Ни слова не говоря, она враз поворачивается, будто управляется голосом, будто ездит на смазанных колесиках, будто стоит на музыкальной шкатулке. Меня бесит эта ее грация. Бесит смиренная голова, склоненная, будто на сильном ветру. Нет ведь никакого ветра.
Мы уходим от Стены, возвращаемся той же дорогой под теплым солнцем.
— Славный выдался май. Сегодня любимый мой день, — говорит Гленова. Я скорее чувствую, чем вижу, как ее голова поворачивается ко мне, ждет ответа.

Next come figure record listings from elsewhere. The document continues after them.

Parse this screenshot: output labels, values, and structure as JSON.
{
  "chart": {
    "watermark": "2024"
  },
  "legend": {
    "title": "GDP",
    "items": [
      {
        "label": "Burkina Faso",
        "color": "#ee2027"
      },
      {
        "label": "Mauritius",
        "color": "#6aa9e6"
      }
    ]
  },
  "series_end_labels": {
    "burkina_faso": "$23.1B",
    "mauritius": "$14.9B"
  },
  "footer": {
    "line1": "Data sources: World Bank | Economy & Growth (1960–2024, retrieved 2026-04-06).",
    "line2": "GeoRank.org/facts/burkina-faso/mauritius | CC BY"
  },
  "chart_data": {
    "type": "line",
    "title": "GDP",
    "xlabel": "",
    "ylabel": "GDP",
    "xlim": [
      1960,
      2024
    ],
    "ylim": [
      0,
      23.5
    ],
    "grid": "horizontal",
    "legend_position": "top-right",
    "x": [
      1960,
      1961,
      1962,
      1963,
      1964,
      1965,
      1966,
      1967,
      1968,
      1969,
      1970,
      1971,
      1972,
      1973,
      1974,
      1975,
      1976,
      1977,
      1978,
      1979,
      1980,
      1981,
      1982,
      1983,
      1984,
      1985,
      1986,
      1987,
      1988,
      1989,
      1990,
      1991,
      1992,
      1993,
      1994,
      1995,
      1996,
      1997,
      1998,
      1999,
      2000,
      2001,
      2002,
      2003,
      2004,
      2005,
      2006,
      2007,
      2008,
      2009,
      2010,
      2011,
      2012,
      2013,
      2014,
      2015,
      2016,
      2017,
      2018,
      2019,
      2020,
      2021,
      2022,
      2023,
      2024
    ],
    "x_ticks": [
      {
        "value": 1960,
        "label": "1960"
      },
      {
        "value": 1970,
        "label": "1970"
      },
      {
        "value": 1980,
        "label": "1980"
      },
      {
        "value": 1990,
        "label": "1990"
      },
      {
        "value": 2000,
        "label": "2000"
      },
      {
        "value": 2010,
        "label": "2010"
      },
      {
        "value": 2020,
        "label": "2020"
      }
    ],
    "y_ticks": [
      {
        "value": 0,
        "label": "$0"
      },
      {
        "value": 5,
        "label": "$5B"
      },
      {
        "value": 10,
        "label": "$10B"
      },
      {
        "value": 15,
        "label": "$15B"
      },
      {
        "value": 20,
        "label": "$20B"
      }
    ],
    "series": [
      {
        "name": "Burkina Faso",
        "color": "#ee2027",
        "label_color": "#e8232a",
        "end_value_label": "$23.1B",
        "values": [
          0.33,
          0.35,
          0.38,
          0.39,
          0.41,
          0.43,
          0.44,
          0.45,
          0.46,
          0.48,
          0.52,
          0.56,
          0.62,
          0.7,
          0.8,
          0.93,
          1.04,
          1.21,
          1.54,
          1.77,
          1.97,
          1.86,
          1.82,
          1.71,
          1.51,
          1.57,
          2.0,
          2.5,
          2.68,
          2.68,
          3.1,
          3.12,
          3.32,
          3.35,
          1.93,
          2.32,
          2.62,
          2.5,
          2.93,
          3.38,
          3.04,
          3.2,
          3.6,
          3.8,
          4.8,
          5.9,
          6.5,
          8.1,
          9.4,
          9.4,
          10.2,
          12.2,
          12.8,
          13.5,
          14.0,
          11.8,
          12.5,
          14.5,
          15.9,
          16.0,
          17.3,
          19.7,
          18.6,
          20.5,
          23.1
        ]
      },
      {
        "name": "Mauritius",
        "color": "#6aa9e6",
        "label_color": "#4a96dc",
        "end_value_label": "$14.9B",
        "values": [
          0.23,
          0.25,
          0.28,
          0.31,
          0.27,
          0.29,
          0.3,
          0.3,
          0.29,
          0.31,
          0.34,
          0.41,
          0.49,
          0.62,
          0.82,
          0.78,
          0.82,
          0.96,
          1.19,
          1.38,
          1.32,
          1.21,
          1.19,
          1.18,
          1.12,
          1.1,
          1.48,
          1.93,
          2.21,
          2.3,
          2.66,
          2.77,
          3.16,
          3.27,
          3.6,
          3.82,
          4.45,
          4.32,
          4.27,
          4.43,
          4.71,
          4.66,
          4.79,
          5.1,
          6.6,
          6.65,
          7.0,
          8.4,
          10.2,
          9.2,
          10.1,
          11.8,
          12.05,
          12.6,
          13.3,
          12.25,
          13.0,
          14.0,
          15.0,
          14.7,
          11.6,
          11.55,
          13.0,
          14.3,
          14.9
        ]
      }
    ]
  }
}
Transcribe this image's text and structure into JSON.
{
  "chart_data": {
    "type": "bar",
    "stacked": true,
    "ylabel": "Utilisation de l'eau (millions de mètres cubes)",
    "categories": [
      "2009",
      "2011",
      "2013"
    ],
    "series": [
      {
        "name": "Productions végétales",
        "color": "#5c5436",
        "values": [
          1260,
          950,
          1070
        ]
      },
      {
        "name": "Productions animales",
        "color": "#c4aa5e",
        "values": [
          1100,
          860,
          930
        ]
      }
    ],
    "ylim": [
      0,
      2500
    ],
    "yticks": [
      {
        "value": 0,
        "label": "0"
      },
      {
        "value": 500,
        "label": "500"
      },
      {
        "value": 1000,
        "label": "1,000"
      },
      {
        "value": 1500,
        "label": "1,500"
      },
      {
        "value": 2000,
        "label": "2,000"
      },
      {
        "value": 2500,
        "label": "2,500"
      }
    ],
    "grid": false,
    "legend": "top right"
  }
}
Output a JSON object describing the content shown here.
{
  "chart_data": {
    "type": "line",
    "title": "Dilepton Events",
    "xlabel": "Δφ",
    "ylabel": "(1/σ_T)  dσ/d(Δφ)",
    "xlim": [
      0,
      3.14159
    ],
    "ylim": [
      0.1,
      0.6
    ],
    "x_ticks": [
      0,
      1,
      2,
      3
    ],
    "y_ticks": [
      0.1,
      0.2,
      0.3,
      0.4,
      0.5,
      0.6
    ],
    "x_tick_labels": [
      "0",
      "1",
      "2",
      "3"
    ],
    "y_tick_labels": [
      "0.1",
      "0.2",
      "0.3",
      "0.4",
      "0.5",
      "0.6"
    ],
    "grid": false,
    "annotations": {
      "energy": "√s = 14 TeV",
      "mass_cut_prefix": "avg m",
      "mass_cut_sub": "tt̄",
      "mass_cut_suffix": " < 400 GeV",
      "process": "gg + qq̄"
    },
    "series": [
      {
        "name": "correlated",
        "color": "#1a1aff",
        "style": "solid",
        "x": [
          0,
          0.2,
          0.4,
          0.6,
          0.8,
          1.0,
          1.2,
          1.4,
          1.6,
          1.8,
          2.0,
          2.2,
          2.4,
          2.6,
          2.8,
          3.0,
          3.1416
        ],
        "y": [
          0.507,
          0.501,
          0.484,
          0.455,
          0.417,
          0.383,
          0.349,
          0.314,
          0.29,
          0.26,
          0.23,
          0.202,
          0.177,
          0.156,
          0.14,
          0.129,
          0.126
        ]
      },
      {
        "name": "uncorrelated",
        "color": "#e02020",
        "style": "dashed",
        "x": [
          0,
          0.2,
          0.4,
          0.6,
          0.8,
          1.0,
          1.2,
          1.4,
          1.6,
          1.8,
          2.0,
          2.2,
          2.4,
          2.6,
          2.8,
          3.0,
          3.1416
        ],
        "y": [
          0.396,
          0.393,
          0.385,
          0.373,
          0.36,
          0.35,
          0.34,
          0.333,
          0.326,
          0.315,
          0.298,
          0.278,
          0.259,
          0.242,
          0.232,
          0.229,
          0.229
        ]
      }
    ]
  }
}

— Да, — говорю я. И. запоздало: — Хвала. — Мой день. Похоже на «Мэйдэй» — был такой сигнал бедствия, давным-давно, в одну из этих войн, которые мы изучали в школе. Я их все время путала, но они различались по самолетам, если приглядеться. А про «Мэйдэй» мне рассказал Люк. «Мэйдэй, мэйдэй» — для пилотов, чей самолет задели, и для кораблей —для кораблей тоже? — в море. Может, для кораблей был SOS. Жалко, что нельзя проверить. И еще в одной из этих войн в начале победы — что-то из Бетховена[20].
Знаешь, откуда это? спросил Люк. «Мэйдэй»? Нет, сказала я. Странное слово для таких случаев, нет? Газеты и кофе утром по воскресеньям, до того как она родилась. Тогда еще были газеты. Мы их читали в постели. Французское, сказал он. От M'aidez. Помогите.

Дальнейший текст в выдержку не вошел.